Gli errori trovano origine in quella stessa qualità che ha reso così strabiliante il successo degli esseri umani nel comprendere e dominare l'ambiente nel quale viviamo: la nostra capacità di semplificare la complessità del reale. Se è vero, però, che gli errori non si potranno mai eliminare del tutto, è altrettanto vero che si possono progettare organizzazioni resilienti, capaci, cioè, di adattarsi ai mutati contesti e minimizzare la probabilità dell'occorrenza di conseguenze disastrose. Se da una parte è necessario, quindi, cercare di limitare il verificarsi di errori pericolosi, dall'altra, è forse ancora più importante progettare sistemi capaci di tollerare flussi anche elevati di tali errori, capaci di disinnescare processi moltiplicativi e di neutralizzare eventuali conseguenze deflagranti. Mentre ci siamo tradizionalmente orientati verso il tentativo di rendere le persone meno fallibili – cosa palesemente complicata – sarebbe ora di sviluppare maggiormente quella parte della gestione dell'errore finalizzata a ristrutturare l'ambiente, le organizzazioni, le norme e le regole, i gruppi, in modo da renderle più “accoglienti” per gli errori che inevitabilmente si produrranno. Continueremo a sbagliare perché l'errore è connaturato al pensiero umano, ma cerchiamo di porci nelle condizioni di disinnescare le conseguenze più disastrose di tali errori attraverso una pianificazione accorta e lungimirante.

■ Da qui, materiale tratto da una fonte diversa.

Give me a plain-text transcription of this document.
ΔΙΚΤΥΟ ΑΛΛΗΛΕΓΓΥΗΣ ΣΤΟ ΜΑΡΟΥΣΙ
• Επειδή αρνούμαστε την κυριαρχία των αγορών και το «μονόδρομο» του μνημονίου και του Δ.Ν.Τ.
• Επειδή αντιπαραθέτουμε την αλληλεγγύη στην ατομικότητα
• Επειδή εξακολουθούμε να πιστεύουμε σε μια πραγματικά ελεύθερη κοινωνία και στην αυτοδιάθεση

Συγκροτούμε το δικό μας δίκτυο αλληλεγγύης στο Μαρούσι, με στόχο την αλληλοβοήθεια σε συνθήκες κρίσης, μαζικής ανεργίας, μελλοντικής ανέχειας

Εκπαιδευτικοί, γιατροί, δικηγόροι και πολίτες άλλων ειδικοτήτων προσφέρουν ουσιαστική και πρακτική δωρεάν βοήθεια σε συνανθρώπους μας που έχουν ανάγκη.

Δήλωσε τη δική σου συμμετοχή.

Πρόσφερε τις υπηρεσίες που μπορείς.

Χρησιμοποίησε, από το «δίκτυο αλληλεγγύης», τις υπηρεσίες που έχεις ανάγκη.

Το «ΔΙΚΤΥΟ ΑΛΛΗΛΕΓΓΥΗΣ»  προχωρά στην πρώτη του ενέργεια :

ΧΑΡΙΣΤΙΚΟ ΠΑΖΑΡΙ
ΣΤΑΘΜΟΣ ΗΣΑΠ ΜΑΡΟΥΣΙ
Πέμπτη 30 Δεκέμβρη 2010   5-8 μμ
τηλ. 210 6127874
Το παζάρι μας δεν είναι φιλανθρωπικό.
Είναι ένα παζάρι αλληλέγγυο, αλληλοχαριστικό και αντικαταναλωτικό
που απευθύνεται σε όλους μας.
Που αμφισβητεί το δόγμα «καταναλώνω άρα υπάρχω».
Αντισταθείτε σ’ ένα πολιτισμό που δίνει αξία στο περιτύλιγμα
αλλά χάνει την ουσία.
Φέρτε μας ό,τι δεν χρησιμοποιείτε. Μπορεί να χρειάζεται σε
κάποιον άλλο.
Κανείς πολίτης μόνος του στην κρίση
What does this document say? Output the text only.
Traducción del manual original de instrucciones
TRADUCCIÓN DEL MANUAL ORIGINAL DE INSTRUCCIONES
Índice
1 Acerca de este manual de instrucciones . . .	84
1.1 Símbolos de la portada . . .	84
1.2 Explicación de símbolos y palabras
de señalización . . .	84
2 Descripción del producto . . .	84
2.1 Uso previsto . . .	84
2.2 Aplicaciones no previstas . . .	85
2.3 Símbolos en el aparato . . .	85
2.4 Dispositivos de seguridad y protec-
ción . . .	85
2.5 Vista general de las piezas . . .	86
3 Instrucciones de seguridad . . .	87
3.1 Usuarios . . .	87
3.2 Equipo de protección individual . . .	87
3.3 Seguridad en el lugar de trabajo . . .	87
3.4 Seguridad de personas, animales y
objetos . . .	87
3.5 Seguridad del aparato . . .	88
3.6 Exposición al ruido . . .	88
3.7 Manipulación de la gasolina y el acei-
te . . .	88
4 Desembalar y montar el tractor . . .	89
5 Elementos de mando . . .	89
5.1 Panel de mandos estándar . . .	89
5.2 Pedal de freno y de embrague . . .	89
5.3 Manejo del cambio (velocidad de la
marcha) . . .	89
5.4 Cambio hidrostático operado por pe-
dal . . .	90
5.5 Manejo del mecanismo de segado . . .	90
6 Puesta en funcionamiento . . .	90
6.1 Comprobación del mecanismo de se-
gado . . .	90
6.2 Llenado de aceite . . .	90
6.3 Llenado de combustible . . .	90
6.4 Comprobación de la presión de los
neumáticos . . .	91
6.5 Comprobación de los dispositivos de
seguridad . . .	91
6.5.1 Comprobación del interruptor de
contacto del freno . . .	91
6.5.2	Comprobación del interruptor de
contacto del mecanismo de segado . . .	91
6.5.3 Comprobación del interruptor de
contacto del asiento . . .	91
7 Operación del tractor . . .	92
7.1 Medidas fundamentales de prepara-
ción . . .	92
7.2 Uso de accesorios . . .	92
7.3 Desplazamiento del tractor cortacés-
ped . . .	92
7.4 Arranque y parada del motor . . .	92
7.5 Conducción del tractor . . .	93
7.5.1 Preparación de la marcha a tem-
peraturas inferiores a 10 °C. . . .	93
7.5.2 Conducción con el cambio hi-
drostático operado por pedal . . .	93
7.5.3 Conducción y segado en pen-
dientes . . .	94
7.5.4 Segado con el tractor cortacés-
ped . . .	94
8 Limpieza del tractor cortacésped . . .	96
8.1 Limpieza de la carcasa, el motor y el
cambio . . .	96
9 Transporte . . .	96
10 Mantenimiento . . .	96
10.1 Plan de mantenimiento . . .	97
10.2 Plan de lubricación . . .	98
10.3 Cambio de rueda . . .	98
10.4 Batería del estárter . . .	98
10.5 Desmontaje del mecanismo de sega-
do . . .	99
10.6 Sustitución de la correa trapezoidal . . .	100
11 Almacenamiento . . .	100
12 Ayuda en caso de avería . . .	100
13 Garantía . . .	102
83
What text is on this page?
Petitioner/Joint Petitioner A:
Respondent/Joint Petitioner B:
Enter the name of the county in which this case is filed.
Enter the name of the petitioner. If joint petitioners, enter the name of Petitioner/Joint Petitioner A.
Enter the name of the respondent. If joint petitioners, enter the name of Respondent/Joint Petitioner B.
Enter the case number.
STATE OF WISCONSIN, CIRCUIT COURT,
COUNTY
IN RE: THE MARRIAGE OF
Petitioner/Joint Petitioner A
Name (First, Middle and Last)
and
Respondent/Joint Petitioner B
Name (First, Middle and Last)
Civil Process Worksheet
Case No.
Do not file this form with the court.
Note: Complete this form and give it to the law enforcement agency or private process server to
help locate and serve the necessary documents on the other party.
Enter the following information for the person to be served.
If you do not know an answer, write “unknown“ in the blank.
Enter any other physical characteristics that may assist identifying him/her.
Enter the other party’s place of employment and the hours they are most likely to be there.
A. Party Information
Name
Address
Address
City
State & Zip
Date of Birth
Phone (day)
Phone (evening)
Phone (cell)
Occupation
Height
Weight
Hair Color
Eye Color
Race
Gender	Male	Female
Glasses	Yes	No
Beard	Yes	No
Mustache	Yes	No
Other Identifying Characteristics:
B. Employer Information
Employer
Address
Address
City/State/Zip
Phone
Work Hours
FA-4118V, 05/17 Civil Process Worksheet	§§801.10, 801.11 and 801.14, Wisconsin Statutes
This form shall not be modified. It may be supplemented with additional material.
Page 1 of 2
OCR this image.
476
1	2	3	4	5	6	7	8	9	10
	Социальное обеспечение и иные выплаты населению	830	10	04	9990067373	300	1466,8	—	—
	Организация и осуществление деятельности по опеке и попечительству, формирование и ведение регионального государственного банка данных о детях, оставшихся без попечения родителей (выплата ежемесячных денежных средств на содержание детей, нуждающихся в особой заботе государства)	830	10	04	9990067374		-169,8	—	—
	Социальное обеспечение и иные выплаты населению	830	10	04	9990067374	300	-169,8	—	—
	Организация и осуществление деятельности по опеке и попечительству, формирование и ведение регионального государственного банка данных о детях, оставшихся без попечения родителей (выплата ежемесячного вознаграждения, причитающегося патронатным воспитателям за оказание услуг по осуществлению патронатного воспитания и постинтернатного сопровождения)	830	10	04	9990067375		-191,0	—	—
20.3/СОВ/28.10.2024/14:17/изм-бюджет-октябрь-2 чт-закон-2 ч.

Credo che davanti alle sfide che i prossimi mesi e i prossimi anni ci porranno davanti, la gestione della salute fragile di milioni di persone, la salvaguardia di un sistema produttivo che si è dimostrato vulnerabile da molti punti di vista, l'evoluzione dei luoghi, dei modi e dei tempi del lavoro, della partecipazione politica, della fruizione di innumerevoli beni e servizi, dalla scuola alla pubblica amministrazione, dall'arte al divertimento, riflettere approfonditamente sulla natura degli errori che potremmo commettere, sia per una progettazione fallace che per un'esecuzione difettosa, non sarà certamente un esercizio futile, a patto che lo si faccia con la prospettiva corretta, gli strumenti giusti e le migliori conoscenze a nostra disposizione. Ecco il mio augurio sentito per l'anno che viene. Dopo quello che abbiamo passato quest'anno credo proprio che ce lo meritiamo.